Hi, I'm looking for some advice on the best way to implement an aggregation query that supports pagination and sorting.
Quick Overview of My Documents & Desired Use Case:
I have indexes that contain documents with a number of relevant fields
{ user_id: 5, timestamp: 123456789, ... other fields ... },
{ user_id: 6, timestamp: 123456791, ... other fields ... }
{ user_id: 8, timestamp: 123456811, ... other fields ... }
{ user_id: 5, timestamp: 1234567891, ... other fields ... }
I'm trying to implement an aggregation query that will return a list of user_ids sorted by most recent timestamp. Ideally, this aggregation will support pagination as user_id is a high cardinality field and there may be many documents that share the same user_id. I want to avoid pulling all of the results at once due to speed and memory concerns.

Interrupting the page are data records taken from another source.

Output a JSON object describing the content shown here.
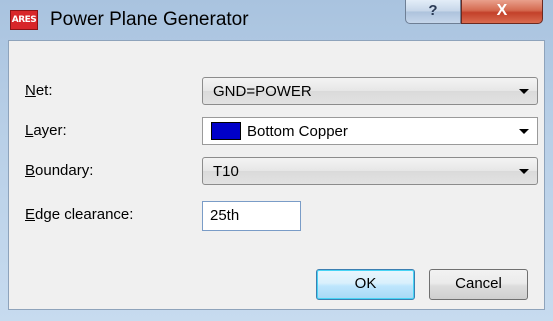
{
  "window": {
    "title": "Power Plane Generator",
    "app_icon_text": "ARES",
    "help_label": "?",
    "close_label": "X"
  },
  "form": {
    "net": {
      "label_ul": "N",
      "label_rest": "et:",
      "value": "GND=POWER"
    },
    "layer": {
      "label_ul": "L",
      "label_rest": "ayer:",
      "value": "Bottom Copper",
      "swatch_color": "#0000c8"
    },
    "boundary": {
      "label_ul": "B",
      "label_rest": "oundary:",
      "value": "T10"
    },
    "edge_clearance": {
      "label_ul": "E",
      "label_rest": "dge clearance:",
      "value": "25th"
    }
  },
  "buttons": {
    "ok_label": "OK",
    "cancel_label": "Cancel"
  }
}
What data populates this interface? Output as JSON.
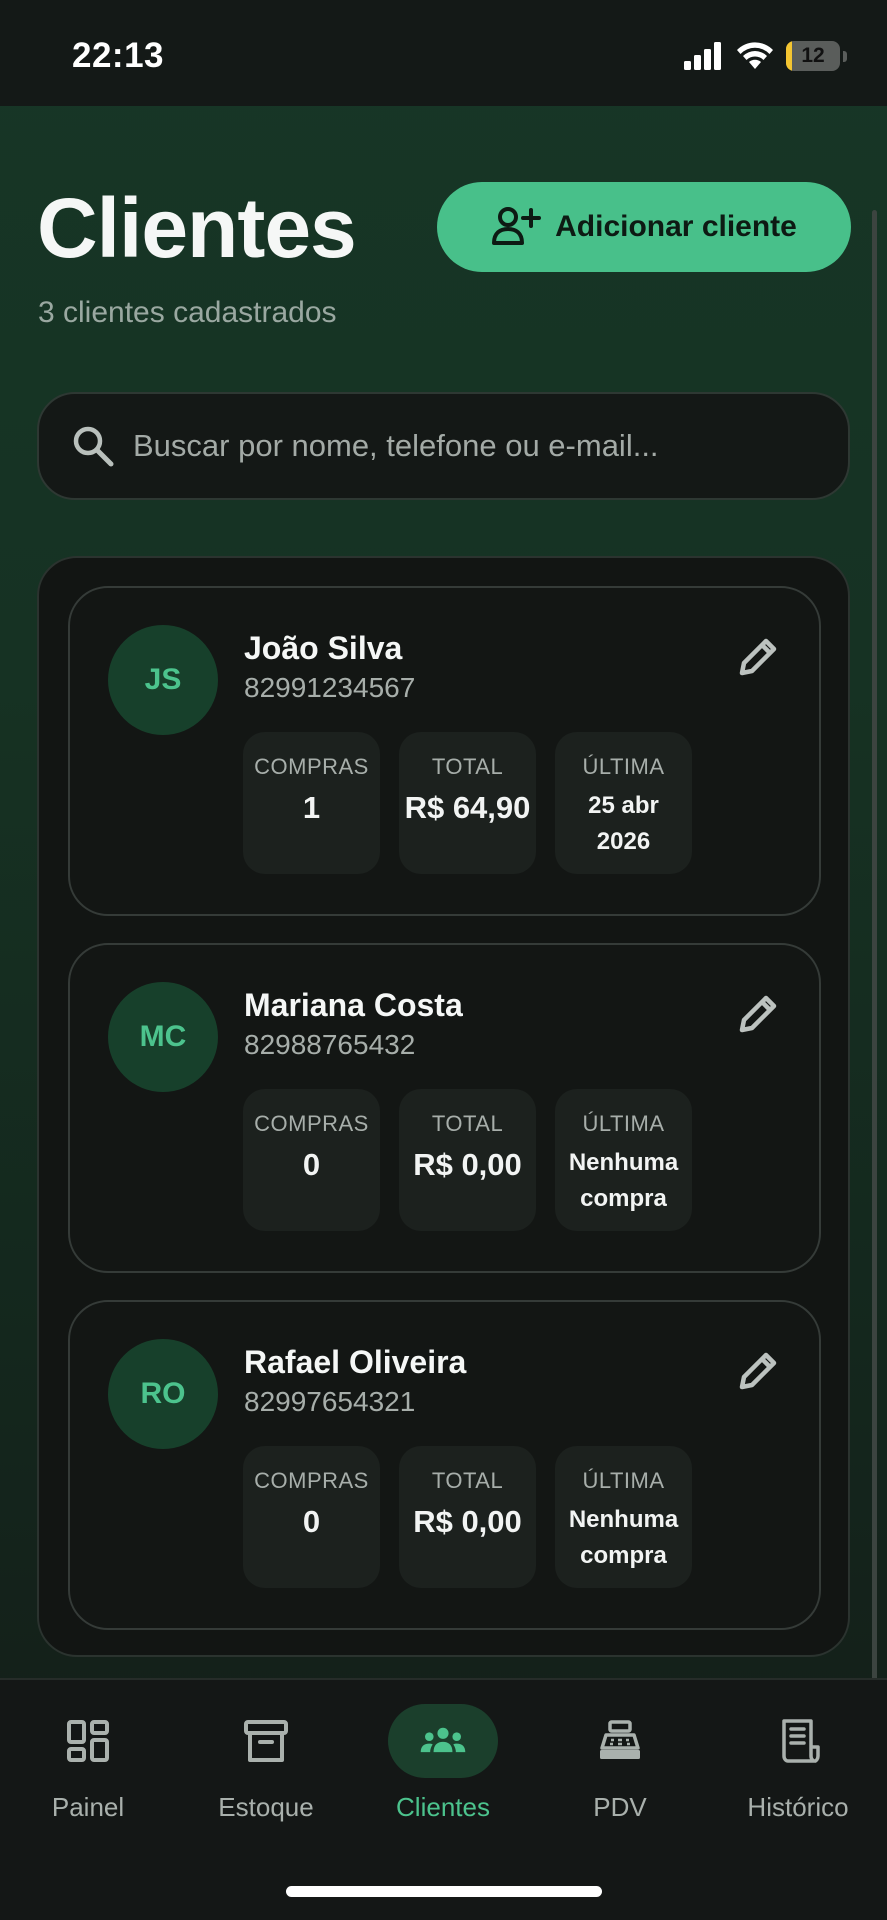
{
  "status_bar": {
    "time": "22:13",
    "battery": "12",
    "battery_level": 0.12
  },
  "header": {
    "title": "Clientes",
    "subtitle": "3 clientes cadastrados",
    "add_button_label": "Adicionar cliente"
  },
  "search": {
    "placeholder": "Buscar por nome, telefone ou e-mail..."
  },
  "stat_labels": {
    "purchases": "COMPRAS",
    "total": "TOTAL",
    "last": "ÚLTIMA"
  },
  "clients": [
    {
      "initials": "JS",
      "name": "João Silva",
      "phone": "82991234567",
      "purchases": "1",
      "total": "R$ 64,90",
      "last": "25 abr 2026"
    },
    {
      "initials": "MC",
      "name": "Mariana Costa",
      "phone": "82988765432",
      "purchases": "0",
      "total": "R$ 0,00",
      "last": "Nenhuma compra"
    },
    {
      "initials": "RO",
      "name": "Rafael Oliveira",
      "phone": "82997654321",
      "purchases": "0",
      "total": "R$ 0,00",
      "last": "Nenhuma compra"
    }
  ],
  "nav": {
    "items": [
      {
        "label": "Painel",
        "icon": "dashboard-icon",
        "active": false
      },
      {
        "label": "Estoque",
        "icon": "archive-box-icon",
        "active": false
      },
      {
        "label": "Clientes",
        "icon": "users-icon",
        "active": true
      },
      {
        "label": "PDV",
        "icon": "cash-register-icon",
        "active": false
      },
      {
        "label": "Histórico",
        "icon": "receipt-icon",
        "active": false
      }
    ]
  },
  "colors": {
    "accent": "#48c08a",
    "background": "#141917",
    "card": "#131614"
  }
}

For Example: Let's say I only want 1 user_id per page of results & use the example documents I provided above.
Page 1 -> user_id = 5
Page 2 -> user_id = 8
Page 3 -> user_id = 6
What I've Tried so Far
- Term/s Aggregation
- Composite Aggregation
Term/s aggregations have good support for sorting the result buckets & avoid duplicate user_id results by grouping all documents containing the same user_id into a bucket.
"users": {
"terms": {
"field": "user_id",
"order": { "user_latest_timestamp.max": "desc" },
"size": 200
},
"aggs": {
"user_latest_timestamp": {
"stats": { "field": "timestamp" }
}
}
}
The problem is that as far as I can tell, terms aggregations do not support pagination. If the index I'm running this query against contains 5,000+ unique user_ids, then size must be set to some arbitrary value (5,000). The outcome is a slow query that returns 100s of KBs of data.
Composite aggregations are obviously the way to go for paginating aggregation responses, but I can't seem to get the sorting to work for my use case.
"users": {
"composite": {
"size": 200,
"sources": [
{ "user_ids": { "terms": { "field": "user_id" } } }
]
The first composite aggregation I tried only supports sorting the results by the values of sources (i.e. the user_id values).
"users": {
"composite": {
"size": 200,
"sources": [
{ "time": { "terms": { "field": "timestamp", "order": "desc" } } },
{ "user_ids": { "terms": { "field": "user_id" } } }
]
I've also attempted to include the timestamp in sources, but I don't think this is appropriate either. This does produce a sorted list of results in each query, but my understanding is that due to the nature of composite aggregations not looking at every document, the results are simply sorted locally (i.e. the results are sorted, but that doesn't mean the first bucket I receive for the first page actually contains the most recent timestamp in the entire index). Additionally, I will receive "duplicate" user_id results. Each unique timestamp + user_id pair will appear in my composite buckets response, meaning I'd need to keep track of previously displayed user_ids in my application.
Is there any way to sort my aggregation results by timestamp and support pagination without maintaining some state in my application? I want to avoid querying every single user_id + their max timestamp and sorting in the application.
Any advice would be greatly appreciated.